Starting in 2009, the rule was expanded several times to include general manager and top executive jobs, and later to coordinators, quarterback coaches, and to allow women candidates to satisfy the “minority” criteria. In 2020, the NFL decided to offer compensatory draft picks to reward teams whose minority coaches and staff became general managers and head coaches at other teams.
The efforts haven’t gone unnoticed by conservative-activist groups, which have argued that the rule amounts to classifying applicants on the basis of race, color or sex.
“The Rooney Rule has faced potential challenges for a long time,” said Michael Huyghue, a lawyer and former head of football operations for the Jacksonville Jaguars. “The league has been aware of the risk.”
Last May, the NFL abruptly suspended an accelerator program open only to minority coaching and front-office candidates, a week before it was scheduled to take place. It restarted the program this year, opening to non-minority candidates too.
A league staffer denied the move was a response to the political climate, but the two people close to the league said they were skeptical. Opening development programs to all has becomea go-to tactic for companies as they seek to prevent accusations that they discriminate against White people or men.
“What we’ve seen in the last few years is an effort by legislatures and the courts to better define the line between impermissible race discrimination and permissible affirmative action,” said Jodi Balsam, a professor of sports law at Brooklyn Law School. NFL attorneys have seen “the writing on the wall,” she said.
The core tenets of the Rooney Rule are on solid legal footing, according to Jeremi Duru, a professor of law and director of the Sport and Society Initiative at American University. Title VII of the Civil Rights Act of 1964 clearly prohibits employers from making a hiring, firing or promotion decision based on characteristics such as race, sex or national origin. However, companies don’t have to ignore these characteristics in assembling their applicant pool so long as they don’t deprive any applicant of opportunities, he said.

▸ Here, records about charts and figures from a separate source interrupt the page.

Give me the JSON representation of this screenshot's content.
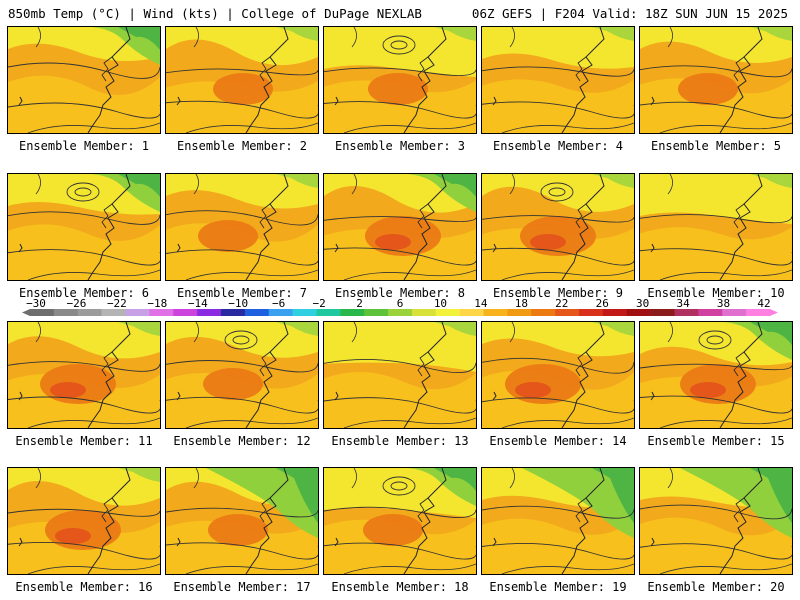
{
  "header": {
    "left": "850mb Temp (°C) | Wind (kts) | College of DuPage NEXLAB",
    "right": "06Z GEFS | F204 Valid: 18Z SUN JUN 15 2025"
  },
  "colorbar": {
    "ticks": [
      "−30",
      "−26",
      "−22",
      "−18",
      "−14",
      "−10",
      "−6",
      "−2",
      "2",
      "6",
      "10",
      "14",
      "18",
      "22",
      "26",
      "30",
      "34",
      "38",
      "42"
    ],
    "colors": [
      "#6e6e6e",
      "#8a8a8a",
      "#9c9c9c",
      "#b4b4b4",
      "#c8a0e6",
      "#e070e6",
      "#cc44dd",
      "#8a2be2",
      "#2a2aa0",
      "#1e60e0",
      "#3aa0f0",
      "#30d0e0",
      "#20c8a0",
      "#2ab84a",
      "#5ec23a",
      "#9ad23a",
      "#d8e03a",
      "#f2f23a",
      "#ffd54a",
      "#f7b21c",
      "#f09a14",
      "#ec7a10",
      "#e5561a",
      "#d8301a",
      "#c21818",
      "#a01010",
      "#8a1c1c",
      "#b03060",
      "#d040a0",
      "#e070d0",
      "#ff80e0"
    ]
  },
  "members": [
    {
      "label": "Ensemble Member: 1"
    },
    {
      "label": "Ensemble Member: 2"
    },
    {
      "label": "Ensemble Member: 3"
    },
    {
      "label": "Ensemble Member: 4"
    },
    {
      "label": "Ensemble Member: 5"
    },
    {
      "label": "Ensemble Member: 6"
    },
    {
      "label": "Ensemble Member: 7"
    },
    {
      "label": "Ensemble Member: 8"
    },
    {
      "label": "Ensemble Member: 9"
    },
    {
      "label": "Ensemble Member: 10"
    },
    {
      "label": "Ensemble Member: 11"
    },
    {
      "label": "Ensemble Member: 12"
    },
    {
      "label": "Ensemble Member: 13"
    },
    {
      "label": "Ensemble Member: 14"
    },
    {
      "label": "Ensemble Member: 15"
    },
    {
      "label": "Ensemble Member: 16"
    },
    {
      "label": "Ensemble Member: 17"
    },
    {
      "label": "Ensemble Member: 18"
    },
    {
      "label": "Ensemble Member: 19"
    },
    {
      "label": "Ensemble Member: 20"
    }
  ]
}
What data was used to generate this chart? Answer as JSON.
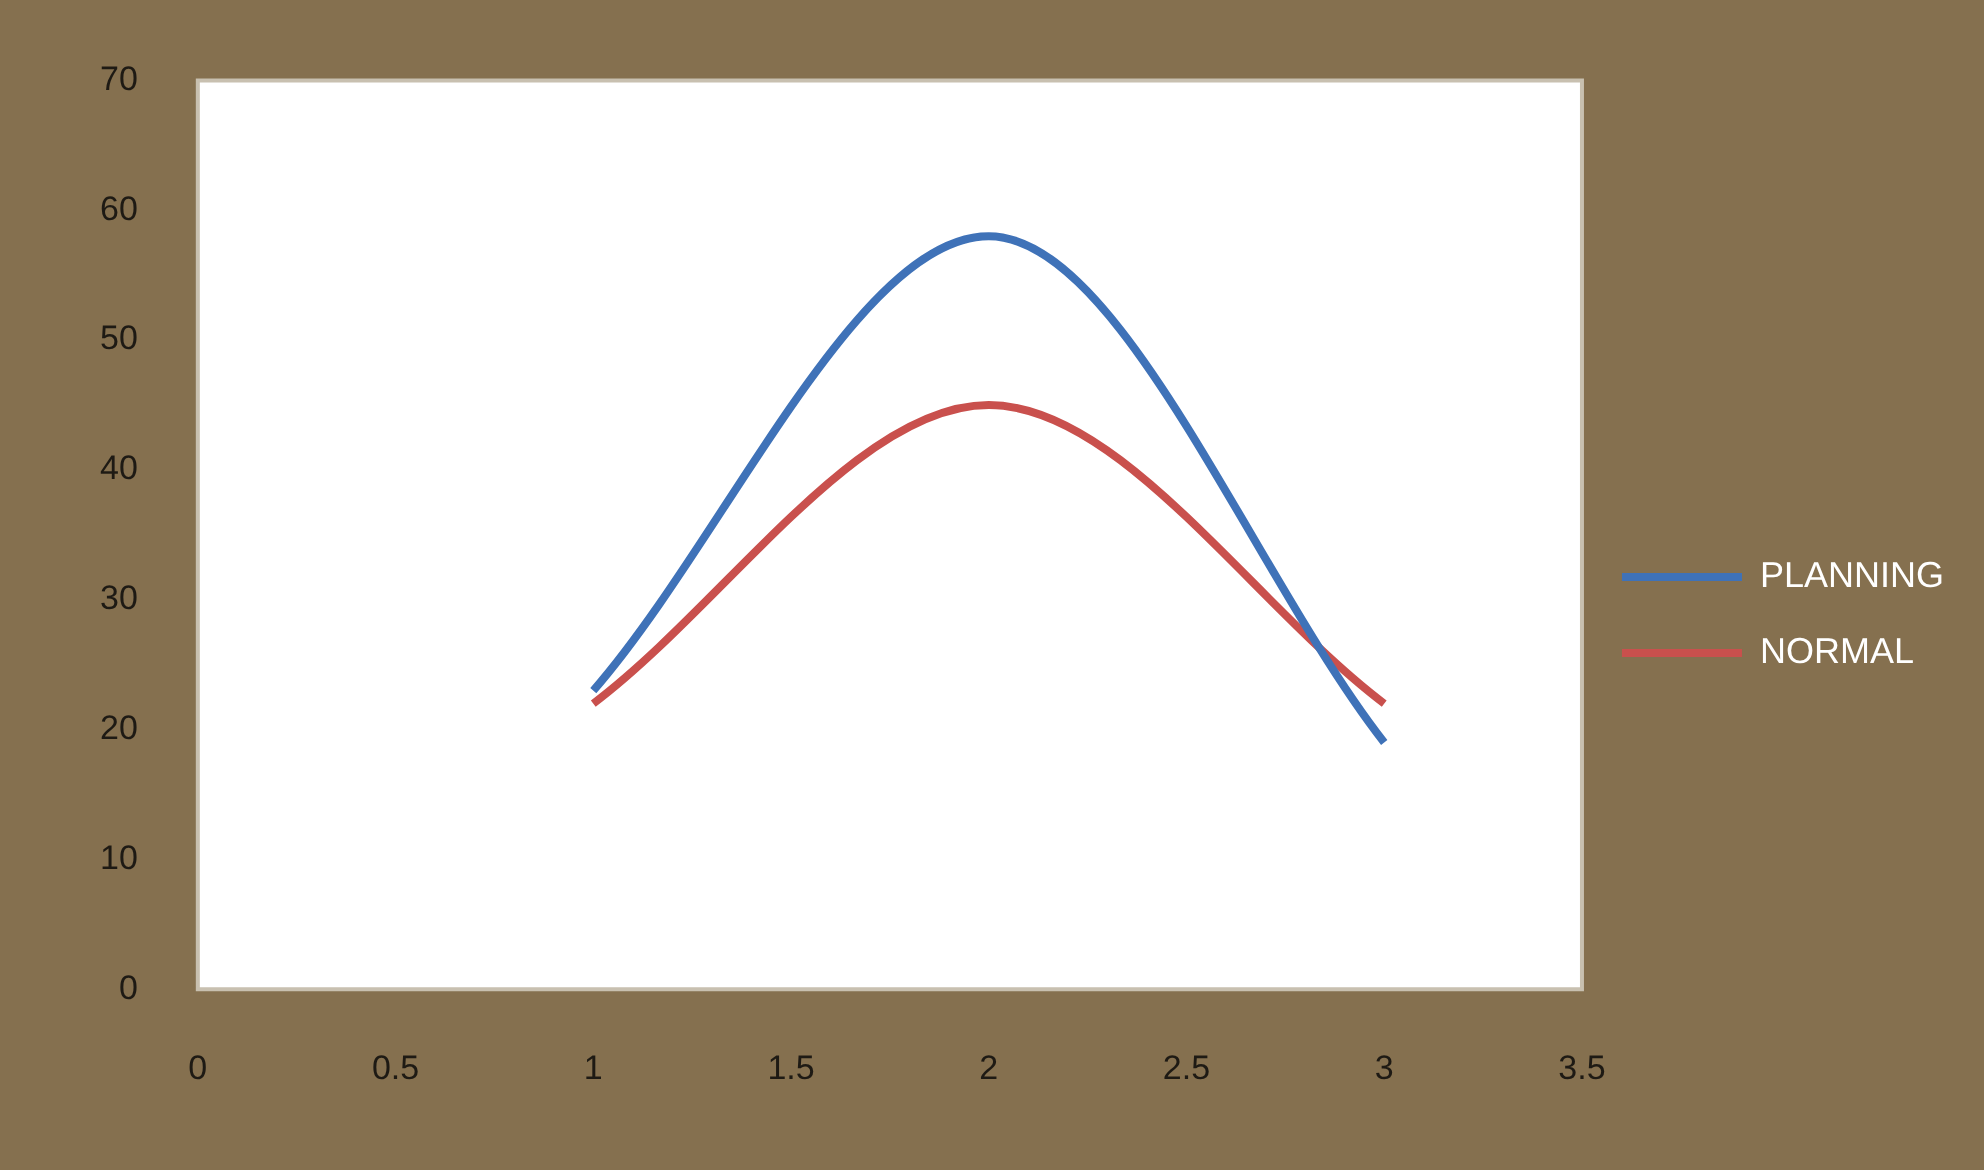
{
  "chart_data": {
    "type": "line",
    "x": [
      1,
      2,
      3
    ],
    "series": [
      {
        "name": "PLANNING",
        "color": "#3f72b8",
        "values": [
          23,
          58,
          19
        ]
      },
      {
        "name": "NORMAL",
        "color": "#c9504d",
        "values": [
          22,
          45,
          22
        ]
      }
    ],
    "xlim": [
      0,
      3.5
    ],
    "xticks": [
      0,
      0.5,
      1,
      1.5,
      2,
      2.5,
      3,
      3.5
    ],
    "ylim": [
      0,
      70
    ],
    "yticks": [
      0,
      10,
      20,
      30,
      40,
      50,
      60,
      70
    ],
    "grid": false,
    "legend": "right",
    "marker": "none",
    "line_style": "solid"
  }
}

“It’s not two people out of a pool of five, or two people out of a pool of seven; it’s two people of color out of a total pool of how many ever you want,” said Duru, who’s also on the board of the Fritz Pollard Alliance, an organization founded around the inception of the Rooney Rule that supports diverse hiring in the NFL. “Once you start attacking initiatives that are very benign as being unlawful, very few initiatives for equal opportunity are going to go unchallenged.”

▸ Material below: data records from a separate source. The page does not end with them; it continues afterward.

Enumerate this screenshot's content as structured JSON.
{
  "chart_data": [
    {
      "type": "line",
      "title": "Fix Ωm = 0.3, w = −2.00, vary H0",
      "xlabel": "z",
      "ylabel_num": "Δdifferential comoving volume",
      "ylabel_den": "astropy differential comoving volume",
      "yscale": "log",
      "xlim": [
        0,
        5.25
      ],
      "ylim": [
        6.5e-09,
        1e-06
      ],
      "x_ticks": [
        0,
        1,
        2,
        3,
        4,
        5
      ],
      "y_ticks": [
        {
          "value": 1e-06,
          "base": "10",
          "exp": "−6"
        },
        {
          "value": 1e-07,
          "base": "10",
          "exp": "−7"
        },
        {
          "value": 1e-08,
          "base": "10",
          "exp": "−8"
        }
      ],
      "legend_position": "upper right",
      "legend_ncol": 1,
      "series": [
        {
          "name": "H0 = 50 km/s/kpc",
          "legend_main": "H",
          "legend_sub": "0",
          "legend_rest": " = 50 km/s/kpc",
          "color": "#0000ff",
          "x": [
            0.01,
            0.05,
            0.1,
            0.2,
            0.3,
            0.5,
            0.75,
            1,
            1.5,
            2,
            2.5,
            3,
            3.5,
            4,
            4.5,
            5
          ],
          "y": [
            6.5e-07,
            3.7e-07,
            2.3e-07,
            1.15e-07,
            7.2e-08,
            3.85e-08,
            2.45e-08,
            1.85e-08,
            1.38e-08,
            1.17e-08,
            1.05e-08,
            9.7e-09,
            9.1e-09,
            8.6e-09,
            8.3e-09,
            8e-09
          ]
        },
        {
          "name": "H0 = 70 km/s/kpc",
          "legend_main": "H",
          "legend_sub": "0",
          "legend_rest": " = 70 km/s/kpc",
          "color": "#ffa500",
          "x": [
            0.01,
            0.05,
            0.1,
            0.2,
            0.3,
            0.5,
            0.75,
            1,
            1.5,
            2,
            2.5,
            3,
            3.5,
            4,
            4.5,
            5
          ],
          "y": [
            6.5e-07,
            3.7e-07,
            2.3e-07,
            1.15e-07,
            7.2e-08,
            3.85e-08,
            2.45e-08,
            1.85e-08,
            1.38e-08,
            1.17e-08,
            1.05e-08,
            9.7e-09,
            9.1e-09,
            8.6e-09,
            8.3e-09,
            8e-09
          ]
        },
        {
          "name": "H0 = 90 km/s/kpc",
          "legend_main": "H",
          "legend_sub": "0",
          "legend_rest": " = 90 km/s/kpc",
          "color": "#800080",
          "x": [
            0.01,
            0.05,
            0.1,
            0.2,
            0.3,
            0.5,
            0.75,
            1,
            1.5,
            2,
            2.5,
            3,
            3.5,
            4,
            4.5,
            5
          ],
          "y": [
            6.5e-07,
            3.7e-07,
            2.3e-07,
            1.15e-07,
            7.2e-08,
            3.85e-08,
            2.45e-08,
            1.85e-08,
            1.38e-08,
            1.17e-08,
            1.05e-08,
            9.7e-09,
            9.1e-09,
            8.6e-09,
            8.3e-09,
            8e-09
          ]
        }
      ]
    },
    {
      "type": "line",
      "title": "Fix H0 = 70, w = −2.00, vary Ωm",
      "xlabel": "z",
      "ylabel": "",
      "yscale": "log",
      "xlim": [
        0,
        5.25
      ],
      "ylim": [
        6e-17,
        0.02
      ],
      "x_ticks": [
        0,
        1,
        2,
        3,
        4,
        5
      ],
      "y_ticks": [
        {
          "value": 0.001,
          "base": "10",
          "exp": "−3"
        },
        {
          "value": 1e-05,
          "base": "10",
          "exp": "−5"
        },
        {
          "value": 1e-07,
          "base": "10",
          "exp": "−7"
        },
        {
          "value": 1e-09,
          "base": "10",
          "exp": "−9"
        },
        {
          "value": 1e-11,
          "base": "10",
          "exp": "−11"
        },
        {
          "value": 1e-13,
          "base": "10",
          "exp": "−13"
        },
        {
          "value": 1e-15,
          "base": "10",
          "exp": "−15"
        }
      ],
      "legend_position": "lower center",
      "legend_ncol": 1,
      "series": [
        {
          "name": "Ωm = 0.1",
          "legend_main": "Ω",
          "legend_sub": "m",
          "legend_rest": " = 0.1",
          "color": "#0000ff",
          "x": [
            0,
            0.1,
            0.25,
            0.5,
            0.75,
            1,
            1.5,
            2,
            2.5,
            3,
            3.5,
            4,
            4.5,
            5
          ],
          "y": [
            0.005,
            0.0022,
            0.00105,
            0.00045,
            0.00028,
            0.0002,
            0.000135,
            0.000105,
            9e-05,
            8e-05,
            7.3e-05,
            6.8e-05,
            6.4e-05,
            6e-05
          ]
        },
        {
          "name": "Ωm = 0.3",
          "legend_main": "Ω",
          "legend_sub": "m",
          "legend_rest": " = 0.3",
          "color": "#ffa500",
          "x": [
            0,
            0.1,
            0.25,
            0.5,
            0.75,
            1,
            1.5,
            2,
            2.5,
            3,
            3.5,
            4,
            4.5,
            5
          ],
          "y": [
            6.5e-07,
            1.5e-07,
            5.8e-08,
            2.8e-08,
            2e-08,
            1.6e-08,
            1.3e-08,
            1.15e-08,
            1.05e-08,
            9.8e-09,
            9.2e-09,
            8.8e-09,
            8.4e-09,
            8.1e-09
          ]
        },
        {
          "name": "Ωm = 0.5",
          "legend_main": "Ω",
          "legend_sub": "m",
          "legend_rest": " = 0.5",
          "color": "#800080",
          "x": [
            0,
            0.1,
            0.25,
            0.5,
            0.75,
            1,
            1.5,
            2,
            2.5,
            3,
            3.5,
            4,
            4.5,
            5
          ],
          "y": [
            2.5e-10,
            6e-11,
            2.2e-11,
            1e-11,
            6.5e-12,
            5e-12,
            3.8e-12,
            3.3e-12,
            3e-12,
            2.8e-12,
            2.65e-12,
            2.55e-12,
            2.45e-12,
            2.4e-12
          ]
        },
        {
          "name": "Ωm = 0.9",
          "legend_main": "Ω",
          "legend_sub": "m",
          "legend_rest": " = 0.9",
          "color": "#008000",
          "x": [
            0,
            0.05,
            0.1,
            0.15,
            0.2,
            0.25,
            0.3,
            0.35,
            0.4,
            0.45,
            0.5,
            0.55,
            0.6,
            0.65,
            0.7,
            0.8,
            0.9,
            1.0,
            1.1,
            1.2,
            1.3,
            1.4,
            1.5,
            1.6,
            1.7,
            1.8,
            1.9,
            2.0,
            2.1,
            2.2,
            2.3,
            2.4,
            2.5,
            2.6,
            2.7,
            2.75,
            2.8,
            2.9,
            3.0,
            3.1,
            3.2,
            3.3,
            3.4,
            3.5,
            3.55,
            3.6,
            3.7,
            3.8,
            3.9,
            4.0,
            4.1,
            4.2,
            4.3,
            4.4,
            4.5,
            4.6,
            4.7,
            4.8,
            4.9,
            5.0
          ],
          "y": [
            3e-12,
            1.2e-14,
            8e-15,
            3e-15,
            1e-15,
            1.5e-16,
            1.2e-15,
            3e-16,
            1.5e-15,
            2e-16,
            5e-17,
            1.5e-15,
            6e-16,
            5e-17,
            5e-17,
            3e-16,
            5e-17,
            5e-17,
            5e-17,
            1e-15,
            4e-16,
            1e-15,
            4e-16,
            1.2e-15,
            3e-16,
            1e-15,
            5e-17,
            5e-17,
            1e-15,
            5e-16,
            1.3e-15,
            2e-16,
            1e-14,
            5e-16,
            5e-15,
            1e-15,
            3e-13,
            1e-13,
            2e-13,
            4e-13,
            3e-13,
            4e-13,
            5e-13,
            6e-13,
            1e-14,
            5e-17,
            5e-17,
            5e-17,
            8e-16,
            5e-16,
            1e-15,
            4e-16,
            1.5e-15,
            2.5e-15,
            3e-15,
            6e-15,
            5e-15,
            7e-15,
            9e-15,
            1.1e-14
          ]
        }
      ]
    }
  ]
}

Unlike a decade ago, there’s little indication that players now would react strongly to any changes to the Rooney Rule. The Players Coalition, formed in 2017 to improve racial equity, declined to comment. The NFL Players Association said in a statement that “it’s the league’s responsibility” to ensure pathways exist for all qualified candidates.
Former Executive Director DeMaurice Smith, who led NFLPA for more than a decade until 2023, wrote a 91-page paper near the end of his tenure, calling the rule a “failed experiment.” He pointed to a confidential 2022 NFLPA survey of 47 current and former coaches, in which the vast majority of respondents complained about the lack of transparency around pay, benefits and the hiring process.
Additionally, there’s the unresolved case involving Brian Flores, who’s suing the league over racial discrimination. The Minnesota Vikings defensive coordinator has offered evidence that the New York Giants interviewed him for a head coaching job after they’d already chosen a different candidate, rendering the Rooney Rule a sham. A New York judge said in February that Flores could bypass arbitration and proceed to trial.
“The largest sports organization in the country not only doesn’t enforce the Rooney Rule, it doesn’t comply with state and federal fair-hiring laws,” Smith said in an interview, echoing his paper’s assertion. “And no one is making them do it.”